While soccer fanatics in these countries may be thousands of miles away from the Anfields, Emirates and Old Traffords of this world, their passion for the Barclays English Premier League remains at fever pitch levels. Week in and week out, millions of fans across the world congregate at sports bars, cook out joints, the occasional cinemas and homes to fill up on their weekly dose of the English Premier League.
Also, the Premier League provides fans with the reward of soccer after a tiresome week at work.
“I thoroughly enjoy my weekends when the EPL is on,” said Ajay Singh, a Manchester United fan who lives in Nairobi, Kenya. “I often get home from work, take a cat nap and awake to the thrills of the league.”
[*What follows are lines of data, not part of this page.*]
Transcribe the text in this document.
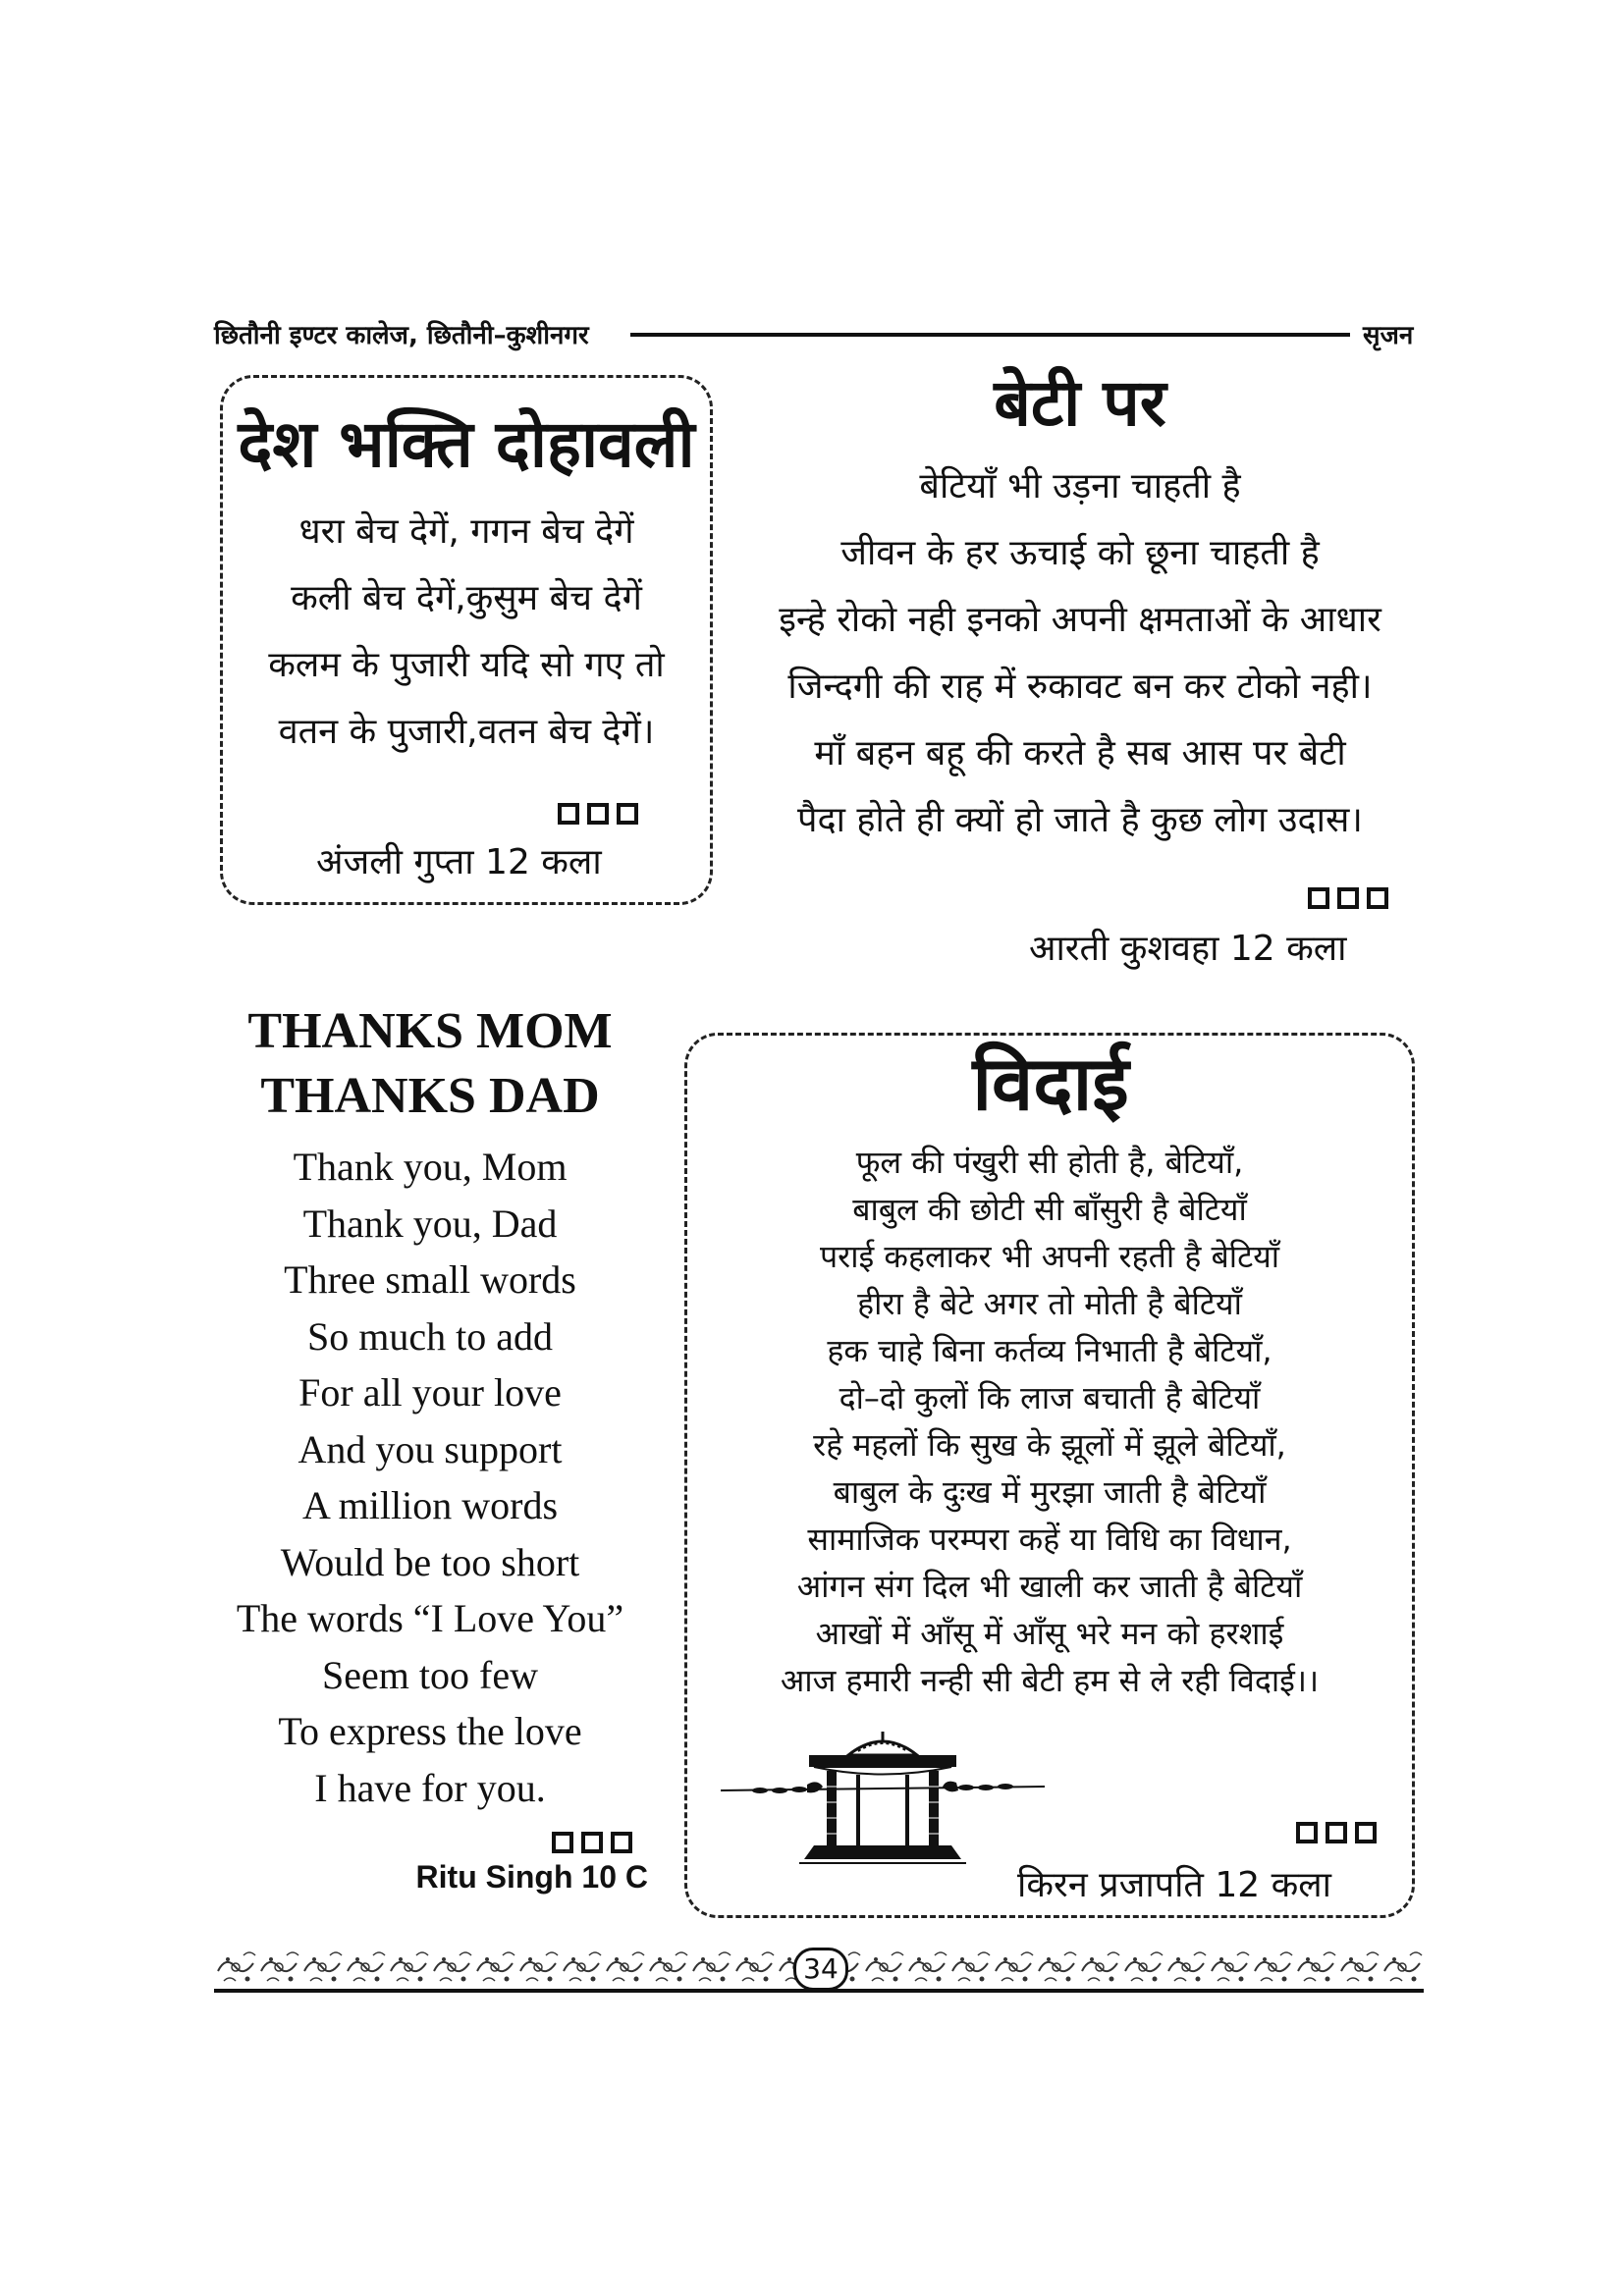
छितौनी इण्टर कालेज, छितौनी–कुशीनगर	सृजन
देश भक्ति दोहावली
धरा बेच देगें, गगन बेच देगें
कली बेच देगें,कुसुम बेच देगें
कलम के पुजारी यदि सो गए तो
वतन के पुजारी,वतन बेच देगें।
अंजली गुप्ता 12 कला
बेटी पर
बेटियाँ भी उड़ना चाहती है
जीवन के हर ऊचाई को छूना चाहती है
इन्हे रोको नही इनको अपनी क्षमताओं के आधार
जिन्दगी की राह में रुकावट बन कर टोको नही।
माँ बहन बहू की करते है सब आस पर बेटी
पैदा होते ही क्यों हो जाते है कुछ लोग उदास।
आरती कुशवहा 12 कला
THANKS MOM
THANKS DAD
Thank you, Mom
Thank you, Dad
Three small words
So much to add
For all your love
And you support
A million words
Would be too short
The words “I Love You”
Seem too few
To express the love
I have for you.
Ritu Singh 10 C
विदाई
फूल की पंखुरी सी होती है, बेटियाँ,
बाबुल की छोटी सी बाँसुरी है बेटियाँ
पराई कहलाकर भी अपनी रहती है बेटियाँ
हीरा है बेटे अगर तो मोती है बेटियाँ
हक चाहे बिना कर्तव्य निभाती है बेटियाँ,
दो–दो कुलों कि लाज बचाती है बेटियाँ
रहे महलों कि सुख के झूलों में झूले बेटियाँ,
बाबुल के दुःख में मुरझा जाती है बेटियाँ
सामाजिक परम्परा कहें या विधि का विधान,
आंगन संग दिल भी खाली कर जाती है बेटियाँ
आखों में आँसू में आँसू भरे मन को हरशाई
आज हमारी नन्ही सी बेटी हम से ले रही विदाई।।
किरन प्रजापति 12 कला
34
Just like pubs across Europe and other continents, Kenyan bars and clubs are often packed with throngs of soccer fanatics, wildly cheering their sides on diligently with pure passion, in the naïve hope their top-of-the-lungs yelling and expertly weighed comments may impact the proceedings of the game. Plus a good turnout at such avenues equates to good business for owners.
Pratik Kamdar, one of the directors at Spartans Lounge, situated in the heart of Nairobi’s Westlands area, discussed how good the Premier League is to his business.
“It spells great news for business. Looking back at the World Cup 2014 that was, the carnival mood of the game brought with it an escalated sense of harmony amongst friends and strangers,” Kamdar said, “Furthermore, on a business level, our sales rose by 50% with a packed lounge – that is always a welcoming sign for any business. With the commencement of the EPL, I expect the same ambiance and turnout over the weekends.”
For years, the country of Kenya has been synonymous with supporting a handful of soccer teams, pre-dominantly Manchester United and Arsenal. However, nowadays you do find a respectable number of Liverpool fans, with pockets of Chelsea and Manchester City followers, while Everton and Tottenham make up but a minority of the soccer-supporting fanbase.
While it is obvious fans will not catch all the weekend’s action due to games being played at the same time, the probability of watching six to seven games over various satellite channels, coupled with the weekend highlight shows as well as online streaming and radio commentary means fans are never left in despair.
“Due to work, I rarely get to watch the games. However, through BBC as well as local radio stations, I keenly follow the commentary. Sometimes, I just check the scores online (via mobile phone),” said Abdulmajid Karama, a tuk tuk (rickshaw) operator manning the streets of Kenya’s coastal city of Mombasa.
Therefore, when the furore of the Premier League sets in, be sure Kenya will not be sidelined on the action for the soccer-frenzy country that will go to great extremes to catch the game.